Use a general proof. I know how to prove it assuming a point charge.
I'm not sure what you mean by "prove". That is simply a definition: D=eE because we say so.
 
How did we get this formula ?
 
mym786 said:
How did we get this formula ?
As I said in my previous post, by definition. There really is nothing to prove. The electric displacement field is simply defined that way.
 
Check out "Introduction to Electrodynamics" by Griffiths 3rd edition, page 175.

[tex]\epsilon_0 \nabla \cdot \vec E =\rho_v + \rho_{f} = \rho_v + \nabla \cdot \vec P[/tex]

[tex]\epsilon_0 \nabla \cdot \vec E + \nabla \cdot \vec P = \rho_{f} \;\Rightarrow \; \nabla \cdot (\epsilon_0 \vec E + \vec P) = \rho_{f}[/tex]

So we define:

[tex]\vec D = \epsilon_0 \vec E + \vec P \;\Rightarrow \; \nabla \cdot \vec D = \rho_{f}[/tex]

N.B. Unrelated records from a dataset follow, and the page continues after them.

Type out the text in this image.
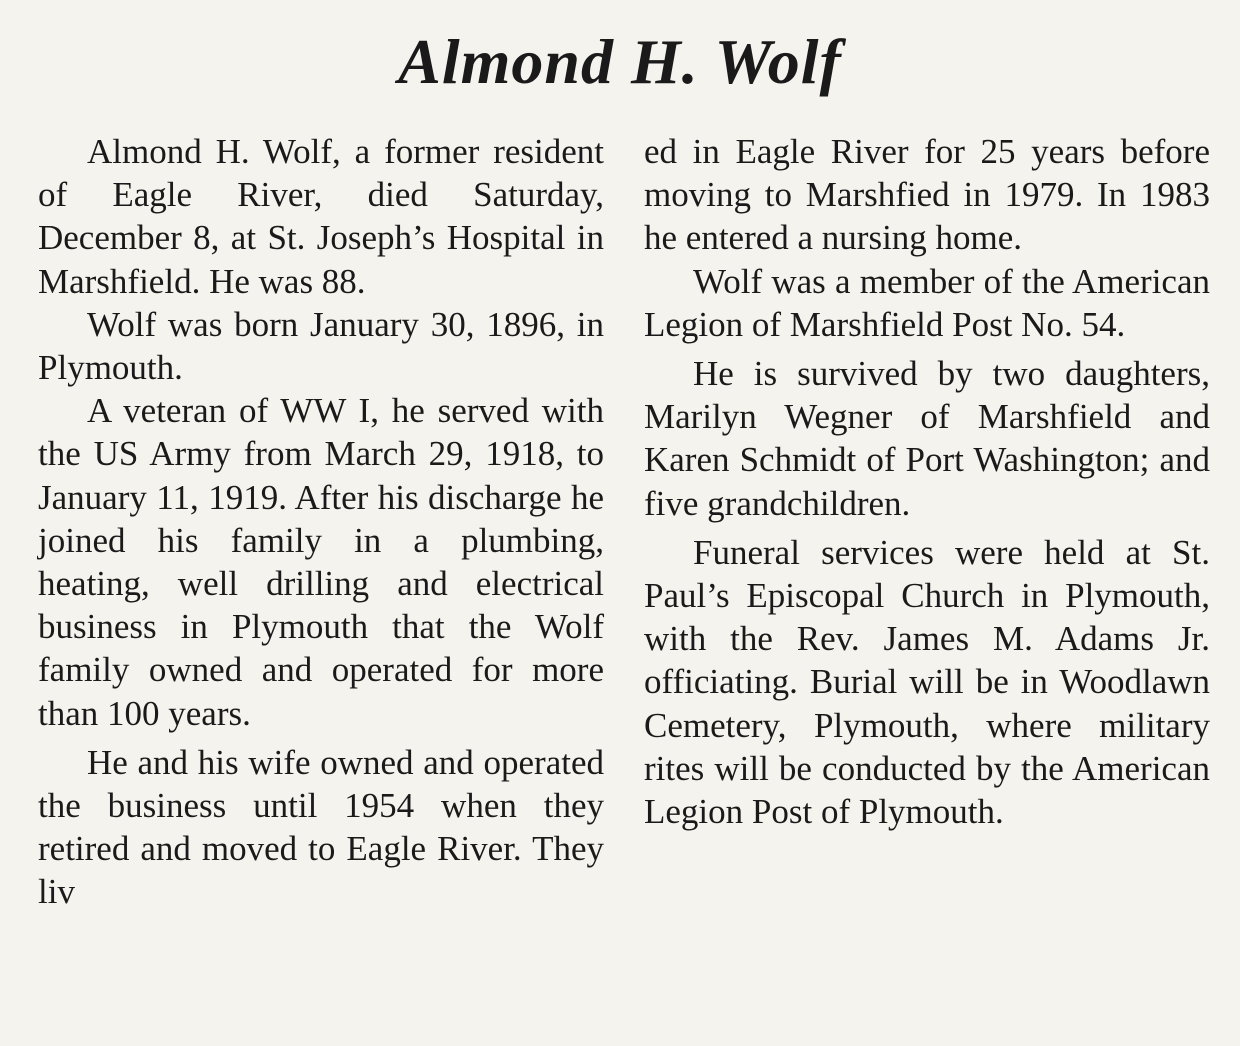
Almond H. Wolf

Almond H. Wolf, a former resident of Eagle River, died Saturday, December 8, at St. Joseph’s Hospital in Marshfield. He was 88.

Wolf was born January 30, 1896, in Plymouth.

A veteran of WW I, he served with the US Army from March 29, 1918, to January 11, 1919. After his discharge he joined his family in a plumbing, heating, well drilling and electrical business in Plymouth that the Wolf family owned and operated for more than 100 years.

He and his wife owned and operated the business until 1954 when they retired and moved to Eagle River. They liv

ed in Eagle River for 25 years before moving to Marshfied in 1979. In 1983 he entered a nursing home.

Wolf was a member of the American Legion of Marshfield Post No. 54.

He is survived by two daughters, Marilyn Wegner of Marshfield and Karen Schmidt of Port Washington; and five grandchildren.

Funeral services were held at St. Paul’s Episcopal Church in Plymouth, with the Rev. James M. Adams Jr. officiating. Burial will be in Woodlawn Cemetery, Plymouth, where military rites will be conducted by the American Legion Post of Plymouth.
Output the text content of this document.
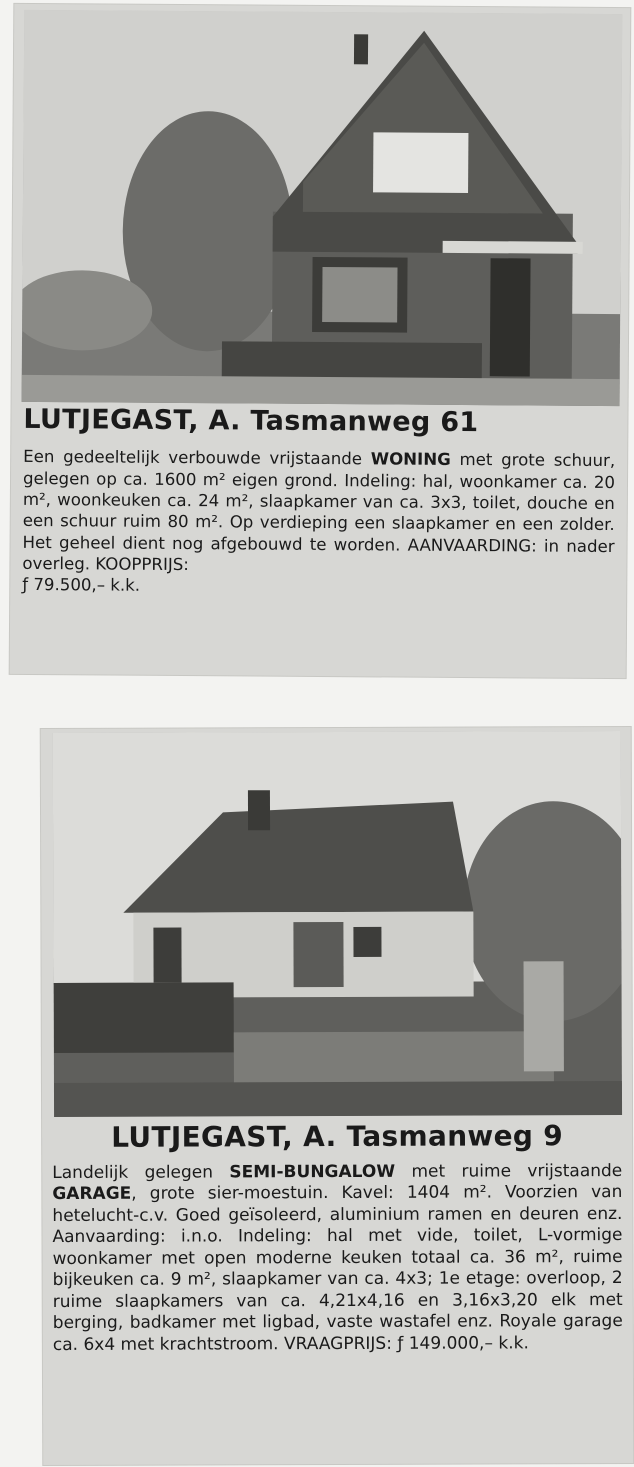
LUTJEGAST, A. Tasmanweg 61

Een gedeeltelijk verbouwde vrijstaande WONING met grote schuur, gelegen op ca. 1600 m² eigen grond. Indeling: hal, woonkamer ca. 20 m², woonkeuken ca. 24 m², slaapkamer van ca. 3x3, toilet, douche en een schuur ruim 80 m². Op verdieping een slaapkamer en een zolder. Het geheel dient nog afgebouwd te worden. AANVAARDING: in nader overleg. KOOPPRIJS:
ƒ 79.500,– k.k.

LUTJEGAST, A. Tasmanweg 9

Landelijk gelegen SEMI-BUNGALOW met ruime vrijstaande GARAGE, grote sier-moestuin. Kavel: 1404 m². Voorzien van hetelucht-c.v. Goed geïsoleerd, aluminium ramen en deuren enz. Aanvaarding: i.n.o. Indeling: hal met vide, toilet, L-vormige woonkamer met open moderne keuken totaal ca. 36 m², ruime bijkeuken ca. 9 m², slaapkamer van ca. 4x3; 1e etage: overloop, 2 ruime slaapkamers van ca. 4,21x4,16 en 3,16x3,20 elk met berging, badkamer met ligbad, vaste wastafel enz. Royale garage ca. 6x4 met krachtstroom. VRAAGPRIJS: ƒ 149.000,– k.k.
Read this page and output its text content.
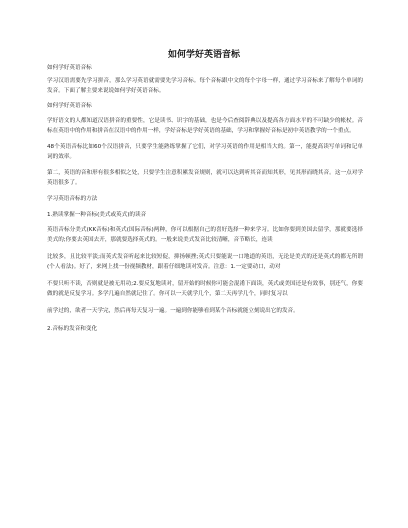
如何学好英语音标

如何学好英语音标

学习汉语需要先学习拼音，那么学习英语就需要先学习音标。每个音标跟中文的每个字母一样，通过学习音标来了解每个单词的发音。下面了解主要来说说如何学好英语音标。

如何学好英语音标

学好语文的人都知道汉语拼音的重要性，它是读书、识字的基础，也是今后查阅辞典以及提高各方面水平的不可缺少的帐杖。音标在英语中的作用和拼音在汉语中的作用一样，学好音标是学好英语的基础，学习和掌握好音标是初中英语教学的一个重点。

48个英语音标比如60个汉语拼音，只要学生能熟练掌握了它们，对学习英语的作用是相当大的。第一，能提高读写单词和记单词的效率。

第二，英语的音和形有很多相似之处，只要学生注意积累发音规则，就可以达到听其音而知其形，见其形而晓其音。这一点对学英语很多了。

学习英语音标的方法

1.熟读掌握一种音标(美式或英式)的读音

英语音标分美式(KK音标)和英式(国际音标)两种，你可以根据自己的喜好选择一种来学习。比如你要到美国去留学，那就要选择美式的;你要去英国去开，那就要选择英式的。一般来说美式发音比较清晰，音节略长，连读

比较多，且比较平淡;而英式发音听起来比较短促，抑扬顿挫;英式只要能说一口地道的英语，无论是美式的还是英式的都无所谓(个人看法)。好了，来网上找一份视频教材，跟着仔细地读对发音。注意：1.一定要动口，动对

不要只听不读，否则就是被无用功;2.要反复地读对，留开始的时候你可能会混淆下面读，英式或美国还是有效事，别还气，你要做的就是反复学习。多学几遍自然就记住了。你可以一天就学几个，第二天再学几个，同时复习以

前学过的，欲者一天学完，然后再每天复习一遍。一遍到你能够看到某个音标就能立刻说出它的发音。

2.音标的发音和变化
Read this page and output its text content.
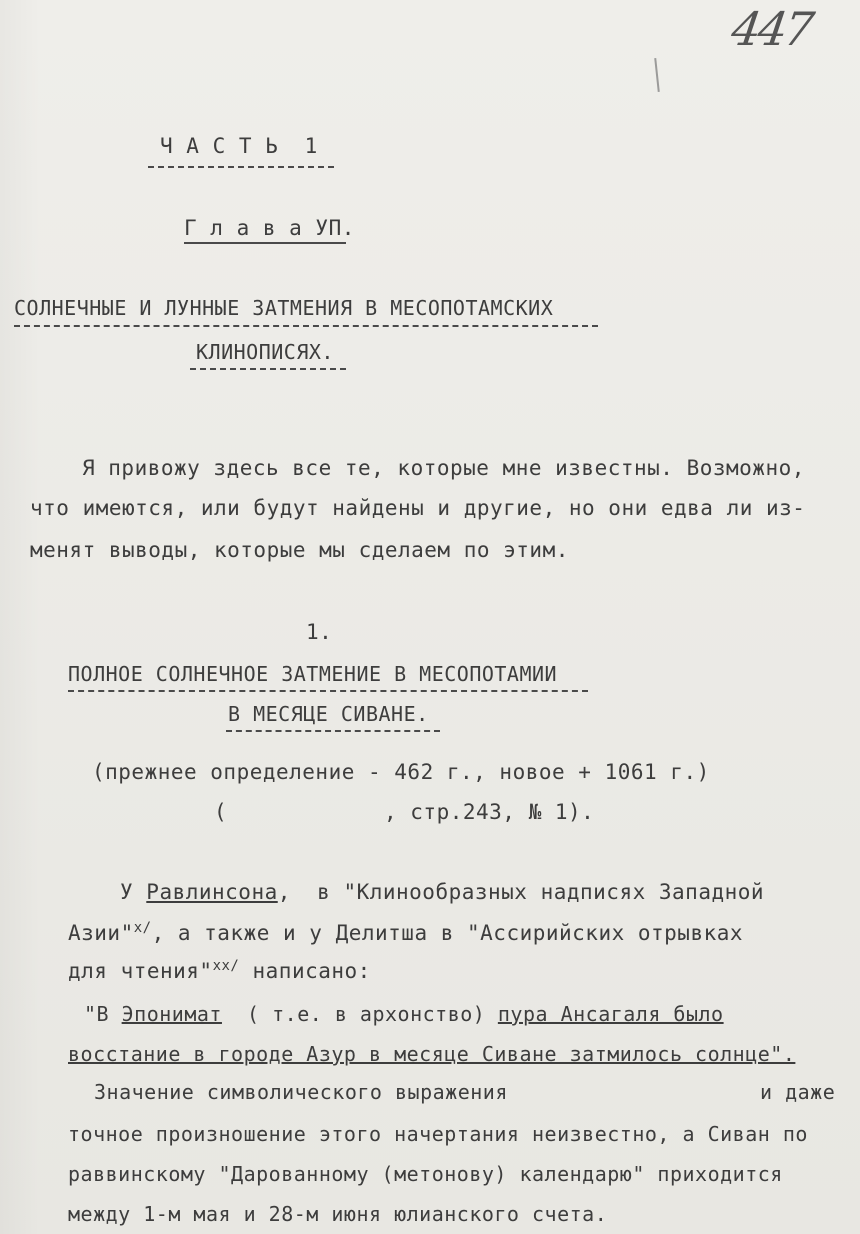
447
Ч А С Т Ь  1
Г л а в а УП.
СОЛНЕЧНЫЕ И ЛУННЫЕ ЗАТМЕНИЯ В МЕСОПОТАМСКИХ
КЛИНОПИСЯХ.
Я привожу здесь все те, которые мне известны. Возможно,
что имеются, или будут найдены и другие, но они едва ли из-
менят выводы, которые мы сделаем по этим.
1.
ПОЛНОЕ СОЛНЕЧНОЕ ЗАТМЕНИЕ В МЕСОПОТАМИИ
В МЕСЯЦЕ СИВАНЕ.
(прежнее определение - 462 г., новое + 1061 г.)
(	, стр.243, № 1).
У Равлинсона,  в "Клинообразных надписях Западной
Азии"$^{x/}$, а также и у Делитша в "Ассирийских отрывках
для чтения"$^{xx/}$ написано:
"В Эпонимат  ( т.е. в архонство) пура Ансагаля было
восстание в городе Азур в месяце Сиване затмилось солнце".
Значение символического выражения	и даже
точное произношение этого начертания неизвестно, а Сиван по
раввинскому "Дарованному (метонову) календарю" приходится
между 1-м мая и 28-м июня юлианского счета.
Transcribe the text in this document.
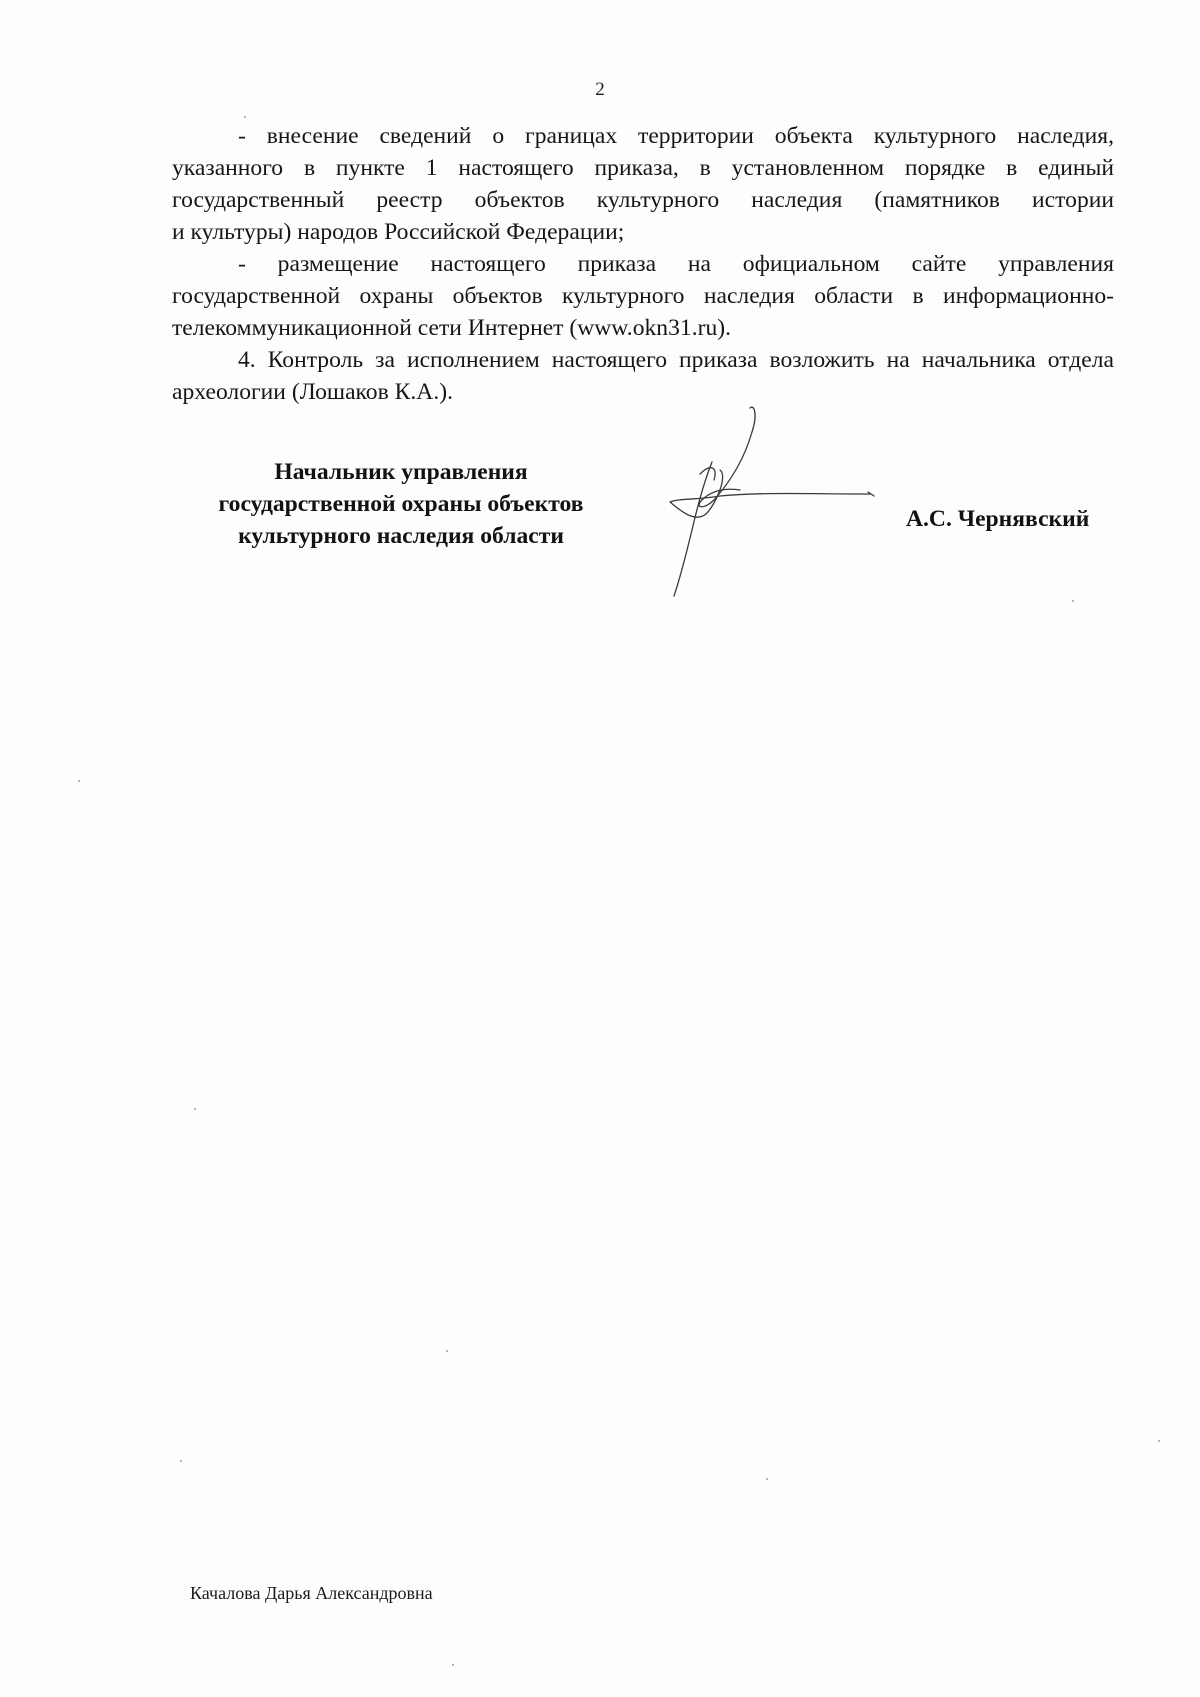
2
- внесение сведений о границах территории объекта культурного наследия,
указанного в пункте 1 настоящего приказа, в установленном порядке в единый
государственный реестр объектов культурного наследия (памятников истории
и культуры) народов Российской Федерации;
- размещение настоящего приказа на официальном сайте управления
государственной охраны объектов культурного наследия области в информационно-
телекоммуникационной сети Интернет (www.okn31.ru).
4. Контроль за исполнением настоящего приказа возложить на начальника отдела
археологии (Лошаков К.А.).
Начальник управления
государственной охраны объектов
культурного наследия области
А.С. Чернявский
Качалова Дарья Александровна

For linear and isotropic material:

[tex]\vec P= \epsilon_0 \chi_e \vec E \;\Rightarrow \; \vec D = \epsilon_0(1+ \chi_e) \vec E[/tex]

We define:

[tex]\epsilon_r = 1+ \chi_e \;\hbox { and } \epsilon = \epsilon_0 \epsilon_r \;\Rightarrow \vec D = \epsilon \vec E[/tex]
 
Last edited:
Hi yungman

I think you have a typo; your first line should go

[tex]\epsilon_0 \nabla \cdot \vec E =\rho_v + \rho_{f} = - \nabla \cdot \vec P + \rho_{f}[/tex]
 
dgOnPhys said:
Hi yungman

I think you have a typo; your first line should go

[tex]\epsilon_0 \nabla \cdot \vec E =\rho_v + \rho_{f} = - \nabla \cdot \vec P + \rho_{f}[/tex]

Yes, sorry!